Here is another effective strategy to simplify the reserves planning process: Ignore these confusing terms within the Reserve Study (for now): Percent Funded, Fully Funded Balance, Full Funding, Threshold Funding and Baseline Funding. Open up the study to the 30-year income and expense detail, tear out the pages that show the next 10 years of income and expenses year by year and set the rest of the study aside as light reading for a later date. To determine a starting point for a stable reserve contribution rate over that time period, review and sum the expenses projected over the next 10 years, divide by ten, then again by 12 if you are seeking a monthly reserve contribution rate. Now ask yourself how much of a minimum balance in any given year you feel comfortable leaving the community with to guard against surprises, cost overruns, projects needing to be done sooner or at a larger scope than estimated. You can view this minimum balance question as a percentage of expenses. For example, you might have a policy that states the ending reserve balance in any given year should not be less than 25% of the projected expenses in that year. Or, you may consider a policy of not letting the reserve balance go below $50,000 or similar (I like the first of these two approaches better). These approaches are termed threshold funding plans; plan choices other than Full or Baseline Funding. When you have your beginning point, discuss with the rest of the board, then the entire community. And if you dare, look at years 11 thru 20 next to see what might be coming your way during that time frame to determine how it might affect your plan. Communicate and disclose should be your mantra for reserves planning.

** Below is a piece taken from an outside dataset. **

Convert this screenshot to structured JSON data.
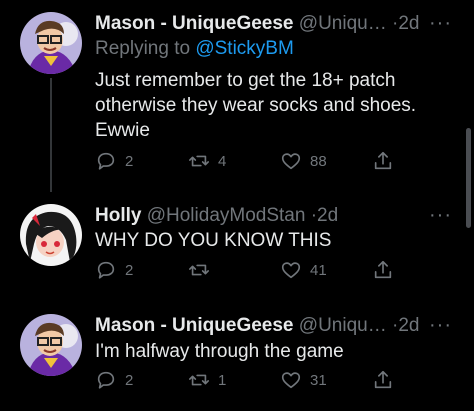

I am somewhat surprised by the number of Associations who do not clearly understand their maintenance, repair and replacement responsibilities for the common and limited common elements of their community. Many times they are different than what the association believes they are. I strongly advise all Associations that have not previously done so, engage a knowledgeable law firm to review their governing documents and draft an Association Responsibility Matrix. This legal review and resulting responsibility matrix can be a critical component to the planning process.
Washington law changed in 2012 to amend the Condominium Act , requiring your Reserve Study provider to specifically address the “Big Seven”. The Reserve Study must provide an explanation if any of these components is not recommended for reserve funding. The 2012 changes in Washington law also require HOA’s with significant assets to perform a reserve study. Further, all Reserve Studies (for condo’s and HOA’s) must to be disclosed to all owners during the budget process.
The lessons I’ve learned during the last few years particularly in my own planning, have resulted in a simplification of my thought process. Consider doing the same and put your Association on a path to a successful future.